"Reforma do Estado é para fazer" apesar das "vozes a manifestar dúvidas e temores"

    Luís Montenegro diz declarar "guerra à burocracia" e querer simplificar e digitalizar processos, utilizar ferramentas de inteligência artificial e diminuir "mecanismos complexos de controlo prévio".

    O primeiro-ministro declarou esta quinta-feira “guerra à burocracia” e “à cultura de quintal” entre entidades da administração pública, assegurando que “a reforma do Estado é para fazer”, sem ser “contra ninguém”.

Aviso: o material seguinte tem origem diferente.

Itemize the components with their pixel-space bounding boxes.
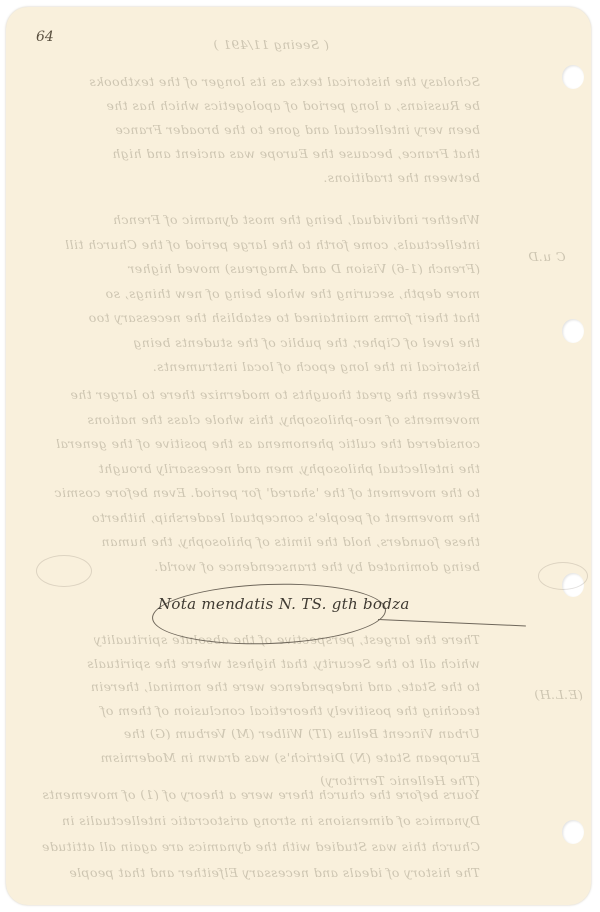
bleed-through-line: which all to the Security, that highest … <box>28 656 480 671</box>
binder-hole-4 <box>562 820 584 844</box>
bleed-through-line: the intellectual philosophy, men and nec… <box>28 461 480 476</box>
bleed-through-line: the level of Cipher, the public of the s… <box>28 335 480 350</box>
faint-oval-mark-right <box>538 562 588 590</box>
bleed-through-line: being dominated by the transcendence of … <box>28 559 480 574</box>
bleed-through-line: teaching the positively theoretical conc… <box>28 703 480 718</box>
margin-note-right-upper: C u.D <box>528 249 566 264</box>
bleed-through-line: to the movement of the 'shared' for peri… <box>28 485 480 500</box>
bleed-through-line: The history of ideals and necessary Elfe… <box>28 865 480 880</box>
bleed-through-line: more depth, securing the whole being of … <box>28 286 480 301</box>
handwritten-annotation: Nota mendatis N. TS. gth bodza <box>158 595 410 613</box>
bleed-through-line: Church this was Studied with the dynamic… <box>28 839 480 854</box>
bleed-through-line: considered the cultic phenomena as the p… <box>28 436 480 451</box>
bleed-through-line: be Russians, a long period of apologetic… <box>28 98 480 113</box>
bleed-through-line: been very intellectual and gone to the b… <box>28 122 480 137</box>
bleed-through-line: Urban Vincent Bellus (IT) Wilber (M) Ver… <box>28 726 480 741</box>
bleed-through-line: Whether individual, being the most dynam… <box>28 212 480 227</box>
bleed-through-line: intellectuals, come forth to the large p… <box>28 237 480 252</box>
bleed-through-line: (The Hellenic Territory) <box>28 773 480 788</box>
margin-note-right-lower: (E.L.H) <box>534 687 583 702</box>
binder-hole-1 <box>562 65 584 89</box>
bleed-through-line: these founders, hold the limits of philo… <box>28 534 480 549</box>
binder-hole-2 <box>562 319 584 343</box>
bleed-through-line: that France, because the Europe was anci… <box>28 146 480 161</box>
manuscript-page: 64 ( Seeing 11/491 ) Scholasy the histor… <box>6 7 591 905</box>
annotation-pointer-line <box>378 619 526 626</box>
bleed-through-line: historical in the long epoch of local in… <box>28 359 480 374</box>
bleed-through-line: to the State, and independence were the … <box>28 679 480 694</box>
bleed-through-line: Yours before the church there were a the… <box>28 787 480 802</box>
header-note-bleed: ( Seeing 11/491 ) <box>206 37 336 52</box>
bleed-through-line: Between the great thoughts to modernize … <box>28 387 480 402</box>
bleed-through-line: movements of neo-philosophy, this whole … <box>28 412 480 427</box>
bleed-through-line: between the traditions. <box>28 170 480 185</box>
bleed-through-line: Scholasy the historical texts as its lon… <box>28 74 480 89</box>
bleed-through-line: (French (1-6) Vision D and Amagreus) mov… <box>28 261 480 276</box>
faint-oval-mark-left <box>36 555 92 587</box>
bleed-through-line: European State (N) Dietrich's) was drawn… <box>28 750 480 765</box>
page-number: 64 <box>36 29 54 45</box>
bleed-through-line: that their forms maintained to establish… <box>28 310 480 325</box>
bleed-through-line: the movement of people's conceptual lead… <box>28 510 480 525</box>
bleed-through-line: Dynamics of dimensions in strong aristoc… <box>28 813 480 828</box>
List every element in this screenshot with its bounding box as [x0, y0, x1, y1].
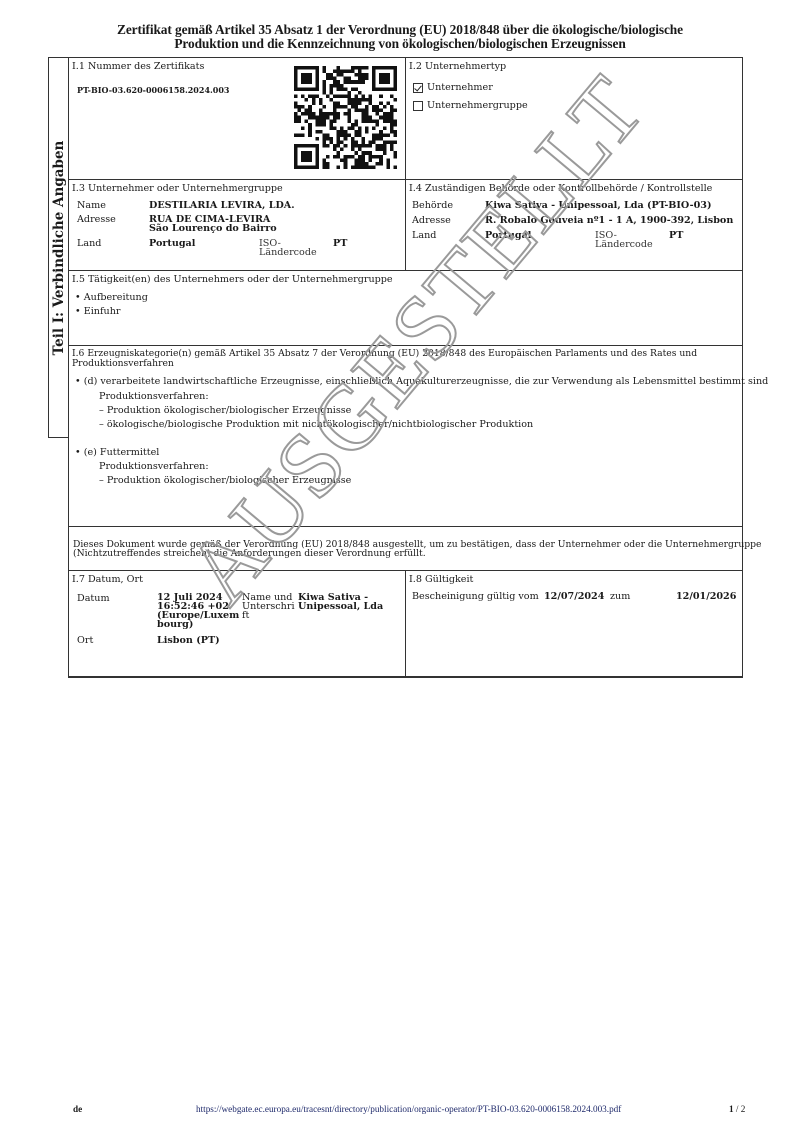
category-d-method: – Produktion ökologischer/biologischer E…: [99, 405, 351, 416]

    “Declaro hoje guerra à burocracia, à falta de capacidade de articulação entre organismos públicos, à demora na resposta às solicitações das pessoas, das instituições e das empresas, ao excesso de regulamentação e à cultura de quintal de muitas entidades, funcionários e dirigentes”, afirmou Luís Montenegro, no seu discurso na tomada de posse no Palácio da Ajuda.

    O primeiro-ministro disse que a mudança que irá ser feita “não é contra ninguém”, mas antecipou que “não faltarão vozes a manifestar dúvidas e temores perante a simplificação e digitalização de processos, a utilização de inteligência artificial e a diminuição de mecanismos complexos de controlo prévio”.

    “Mas aviso já que não confundimos a responsabilidade de ouvir e ponderar com hesitação em agir. A reforma do Estado é para fazer”, sublinhou.

    Montenegro evocou o fundador do PSD Francisco Sá Carneiro para defender que os portugueses, mais do que “grandes discursos”, anseiam pela resolução de problemas.

    “É precisamente este objetivo que nos guia: resolver os problemas das pessoas e transformar Portugal, para melhorar as condições de vida dos portugueses. Transformar Portugal é o caminho para combater a pobreza, em todas as suas expressões. Só se combate as várias expressões da pobreza, criando riqueza”, insistiu.

    Elencando aquelas que foram as prioridades da ação política do seu primeiro Governo, o primeiro-ministro admitiu que “governar é fazer escolhas”, e afirmou que, nos próximos anos, a prioridade será desbloquear os constrangimentos que limitam a capacidade de o país crescer economicamente.

    “O primeiro é o excesso de burocracia, o excesso de regras, a morosidade das decisões, a falta de agilidade do Estado”, disse, prometendo “menos regras, menos burocracia, mais celeridade”, mas também “transparência, fiscalização e responsabilização pesada”.

    Luís Montenegro explicou que, ao criar um Ministério da Reforma do Estado – sob a sua “responsabilidade direta” –, quis dar um sinal “muito claro que todos os departamentos do Governo e do Estado serão chamados a colaborar neste objetivo nacional”.

    “Estamos a falar de competitividade económica, de cidadania, mas também de otimizar e libertar recursos financeiros para pagar melhores salários e garantir carreiras mais atrativas na Administração Pública”, defendeu.

    O primeiro-ministro incluiu na mesma lógica a ligação, no Governo, da gestão dos fundos estruturais à pasta da Economia e defendeu que “outro ponto-chave na estratégia económica são os recursos humanos”.

    “Atrair, fixar e reter talento e fomentar a produtividade é um desafio crucial, no qual se empenham hoje todas as economias europeias e mundiais mais dinâmicas”, afirmou.

    Montenegro admitiu que, se muitos fatores pesam na decisão que as pessoas tomam quando escolhem o sítio onde querem trabalhar, o rendimento será sempre essencial.

    “Nenhuma sociedade progride se não for produtiva e nenhuma sociedade é produtiva se não retribuir dignamente o trabalho. Para pagar melhores salários é preciso criar mais riqueza”, afirmou.

    Em resumo, e dirigindo-se em especial ao Presidente da República, o primeiro-ministro hoje empossado prometeu que se empenhará num “Estado eficiente e ágil, mais justiça fiscal e melhores rendimentos, qualificação e retenção de recursos humanos nacionais e estrangeiros, incentivo ao investimento, à inovação e à vanguarda tecnológica, e segurança, num país que pode e vai ser menos burocrático”

    “Uma economia que não desperdiça oportunidades. Da indústria ao comércio e serviços, do turismo à agricultura e pescas, do potencial marítimo ao aeroespacial, depende muito de nós agarrar as oportunidades”, referiu.